L’œuvre étant un film d’animation musical destiné à un grand public, et conçu dans un médium atypique, cela fait beaucoup d’éléments à marier.

La vue de Topus Terrentus. Photo: Cinema Fantasma

Soy Frankelda réussit le tour de force de jongler avec toutes ces idées avec brio – la plupart du temps. Le côté musical semble oublié par moments, surtout en début de récit. Les chansons originales de Kevin Smithers, bien que réussies, sont réparties de manière inégale à travers le film. Le nombre restreint de chansons (cinq) fait en sorte qu’elles semblent un peu perdues à travers les 113 minutes du long métrage.

Les sections musicales sont parmi les plus inventives, utilisant notamment de longues séquences d’animation en peinture à l’huile. Elles mériteraient de briller davantage en étant mieux intégrées au niveau du rythme de l’œuvre. Avec un peu de chance, ce sera bientôt le cas: le film sera coupé pour son éventuelle sortie au cinéma. Cette nouvelle édition sera supervisée par Guillermo del Toro, qui joue un rôle de mentor pour les frères depuis son endossement de leur court métrage Revoltoso (2016).
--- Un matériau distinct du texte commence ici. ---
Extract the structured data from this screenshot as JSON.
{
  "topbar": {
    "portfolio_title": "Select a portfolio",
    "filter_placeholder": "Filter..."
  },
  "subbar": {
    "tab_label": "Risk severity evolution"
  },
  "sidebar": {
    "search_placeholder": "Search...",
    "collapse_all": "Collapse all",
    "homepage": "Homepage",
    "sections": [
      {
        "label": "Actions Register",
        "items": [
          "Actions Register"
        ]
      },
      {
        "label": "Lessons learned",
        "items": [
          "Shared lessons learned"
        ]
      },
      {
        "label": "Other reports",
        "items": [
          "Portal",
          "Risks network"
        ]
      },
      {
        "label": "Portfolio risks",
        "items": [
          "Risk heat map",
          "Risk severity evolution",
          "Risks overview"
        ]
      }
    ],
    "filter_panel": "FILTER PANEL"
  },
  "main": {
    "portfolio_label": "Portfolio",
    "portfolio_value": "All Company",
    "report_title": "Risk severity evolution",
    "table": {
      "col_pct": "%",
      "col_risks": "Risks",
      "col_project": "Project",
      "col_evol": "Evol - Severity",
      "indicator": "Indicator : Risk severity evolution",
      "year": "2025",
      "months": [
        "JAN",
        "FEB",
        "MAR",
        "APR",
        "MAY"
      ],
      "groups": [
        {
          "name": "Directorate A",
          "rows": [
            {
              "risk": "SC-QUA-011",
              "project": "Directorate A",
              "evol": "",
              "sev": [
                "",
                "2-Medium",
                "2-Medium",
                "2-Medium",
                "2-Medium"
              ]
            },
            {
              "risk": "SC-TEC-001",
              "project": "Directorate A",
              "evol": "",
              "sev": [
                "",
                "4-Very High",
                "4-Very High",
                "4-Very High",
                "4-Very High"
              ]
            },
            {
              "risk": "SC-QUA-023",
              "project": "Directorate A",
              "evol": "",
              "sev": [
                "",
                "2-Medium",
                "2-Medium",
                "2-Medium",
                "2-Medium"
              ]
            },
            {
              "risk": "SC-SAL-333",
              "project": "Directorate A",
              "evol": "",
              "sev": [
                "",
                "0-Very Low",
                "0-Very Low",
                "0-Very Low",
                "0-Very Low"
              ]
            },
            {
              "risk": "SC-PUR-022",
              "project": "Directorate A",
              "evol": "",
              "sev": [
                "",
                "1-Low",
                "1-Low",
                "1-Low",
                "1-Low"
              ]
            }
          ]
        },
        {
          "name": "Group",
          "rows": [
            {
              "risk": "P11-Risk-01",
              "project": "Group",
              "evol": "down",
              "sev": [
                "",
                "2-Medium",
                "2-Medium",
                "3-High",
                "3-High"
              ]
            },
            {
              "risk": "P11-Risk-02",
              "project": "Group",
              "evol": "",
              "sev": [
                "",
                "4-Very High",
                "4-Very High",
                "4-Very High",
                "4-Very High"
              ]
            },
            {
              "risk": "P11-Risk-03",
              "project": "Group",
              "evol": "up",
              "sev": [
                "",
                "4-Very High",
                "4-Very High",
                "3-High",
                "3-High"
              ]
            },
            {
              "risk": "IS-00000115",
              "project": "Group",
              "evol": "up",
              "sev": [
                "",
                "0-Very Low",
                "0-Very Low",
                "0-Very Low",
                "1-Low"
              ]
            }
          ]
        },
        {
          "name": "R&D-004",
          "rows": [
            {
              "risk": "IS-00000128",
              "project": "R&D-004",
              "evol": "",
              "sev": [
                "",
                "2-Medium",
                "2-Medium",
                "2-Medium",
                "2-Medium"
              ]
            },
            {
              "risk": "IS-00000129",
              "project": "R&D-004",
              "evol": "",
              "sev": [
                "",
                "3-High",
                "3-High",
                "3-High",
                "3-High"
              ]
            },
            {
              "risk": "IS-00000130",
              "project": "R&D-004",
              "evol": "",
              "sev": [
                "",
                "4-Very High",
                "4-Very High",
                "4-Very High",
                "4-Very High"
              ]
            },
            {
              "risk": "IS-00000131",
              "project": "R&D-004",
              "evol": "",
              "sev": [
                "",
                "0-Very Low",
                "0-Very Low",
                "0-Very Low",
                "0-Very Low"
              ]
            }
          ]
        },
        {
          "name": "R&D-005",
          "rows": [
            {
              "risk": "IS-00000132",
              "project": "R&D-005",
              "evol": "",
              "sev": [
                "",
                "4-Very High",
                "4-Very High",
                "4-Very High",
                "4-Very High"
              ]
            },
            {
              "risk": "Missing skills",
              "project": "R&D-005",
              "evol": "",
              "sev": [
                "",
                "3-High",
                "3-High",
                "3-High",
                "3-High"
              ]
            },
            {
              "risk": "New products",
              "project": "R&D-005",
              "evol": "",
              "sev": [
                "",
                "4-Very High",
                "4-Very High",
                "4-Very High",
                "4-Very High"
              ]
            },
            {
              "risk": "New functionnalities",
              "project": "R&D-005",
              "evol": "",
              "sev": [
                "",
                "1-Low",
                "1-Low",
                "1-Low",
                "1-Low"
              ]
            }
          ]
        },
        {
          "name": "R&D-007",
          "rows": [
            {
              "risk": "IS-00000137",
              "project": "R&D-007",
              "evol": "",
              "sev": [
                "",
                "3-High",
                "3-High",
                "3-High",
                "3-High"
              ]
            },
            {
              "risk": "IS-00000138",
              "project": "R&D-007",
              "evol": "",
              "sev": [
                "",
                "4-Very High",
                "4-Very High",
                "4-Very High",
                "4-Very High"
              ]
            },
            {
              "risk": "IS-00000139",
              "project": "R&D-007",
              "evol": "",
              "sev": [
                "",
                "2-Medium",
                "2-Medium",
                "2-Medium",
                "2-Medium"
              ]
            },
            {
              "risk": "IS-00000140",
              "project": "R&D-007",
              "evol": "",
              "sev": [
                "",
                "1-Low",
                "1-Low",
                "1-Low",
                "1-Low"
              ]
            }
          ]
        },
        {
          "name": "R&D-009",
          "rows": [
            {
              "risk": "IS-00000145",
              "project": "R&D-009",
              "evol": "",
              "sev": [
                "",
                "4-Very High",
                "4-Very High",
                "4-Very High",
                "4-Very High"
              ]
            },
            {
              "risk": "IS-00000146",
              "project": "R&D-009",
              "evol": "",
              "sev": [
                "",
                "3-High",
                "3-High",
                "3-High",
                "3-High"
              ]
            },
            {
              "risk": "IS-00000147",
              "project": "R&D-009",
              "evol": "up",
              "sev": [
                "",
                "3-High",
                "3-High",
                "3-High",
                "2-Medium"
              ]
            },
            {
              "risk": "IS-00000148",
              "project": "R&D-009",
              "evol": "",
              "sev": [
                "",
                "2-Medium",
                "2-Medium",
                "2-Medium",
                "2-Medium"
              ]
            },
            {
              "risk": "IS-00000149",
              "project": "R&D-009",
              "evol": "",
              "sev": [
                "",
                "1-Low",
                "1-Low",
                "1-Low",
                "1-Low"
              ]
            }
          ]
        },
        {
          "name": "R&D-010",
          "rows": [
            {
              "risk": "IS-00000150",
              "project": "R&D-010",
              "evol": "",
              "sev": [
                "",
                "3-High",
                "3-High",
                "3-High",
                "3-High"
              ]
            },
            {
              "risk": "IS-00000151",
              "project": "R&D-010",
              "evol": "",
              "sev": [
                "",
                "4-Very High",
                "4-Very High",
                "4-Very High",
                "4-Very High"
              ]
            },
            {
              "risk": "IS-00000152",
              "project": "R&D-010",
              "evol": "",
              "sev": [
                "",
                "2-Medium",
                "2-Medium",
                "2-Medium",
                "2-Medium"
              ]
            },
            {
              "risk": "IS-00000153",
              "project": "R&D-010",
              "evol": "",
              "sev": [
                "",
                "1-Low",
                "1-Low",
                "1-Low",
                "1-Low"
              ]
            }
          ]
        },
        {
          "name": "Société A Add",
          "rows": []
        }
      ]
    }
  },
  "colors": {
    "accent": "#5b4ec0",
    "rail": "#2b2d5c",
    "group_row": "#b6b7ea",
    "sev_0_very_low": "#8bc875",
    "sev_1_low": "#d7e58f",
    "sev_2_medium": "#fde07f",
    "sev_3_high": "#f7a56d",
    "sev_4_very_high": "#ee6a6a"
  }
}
Ancré dans le monde physique et dans ses racines

Réaliser le film en animation en volume était un pari risqué. Son statut en tant que premier long métrage en stop motion réalisé au Mexique témoigne des défis considérables liés à ce médium. Même à Hollywood, les projets d’animation en volume sont rares.

Pourtant, le médium est une force majeure de l’œuvre. Il donne aux images une texture, un ancrage dans la réalité impossible à reproduire numériquement. Les imperfections, inévitables avec un médium si physique, loin d’être des faiblesses, ajoutent au charme. Elles s’inscrivent dans une tradition d’artefacts visuels associés à l’horreur et accentuent l’impression de chaos qui habite l’univers de Frankelda.

L’énergie débordante et l’originalité visuelle de Soy Frankelda rivalisent avec celles des productions de studios américains bien établis. Réalisé en seulement trois ans, le film impressionne par la richesse de ses décors et par la complexité de ses centaines de marionnettes cauchemardesques.

La marionnette de Frankelda. Photo: Cinema Fantasma

Soy Frankelda ne s’ancre pas uniquement dans la matière: il est aussi profondément enraciné dans la culture mexicaine. La mythologie de son univers s’inspire des monstres de l’enfance de ses créateurs. Leur amour pour leur culture est palpable, tout comme leur désir d’inspirer une nouvelle génération d’artistes fiers de leurs racines.

La distribution nord-américaine au grand écran reste à confirmer. Espérons que Soy Frankelda trouve son chemin vers un large public, car il s’agit d’une œuvre unique, aussi ambitieuse qu’originale. À la croisée de l’horreur, du conte de fées et du fantastique, c’est une déclaration d’amour à l’imagination et un appel à l’audace, venant de voix trop souvent mises à l’écart.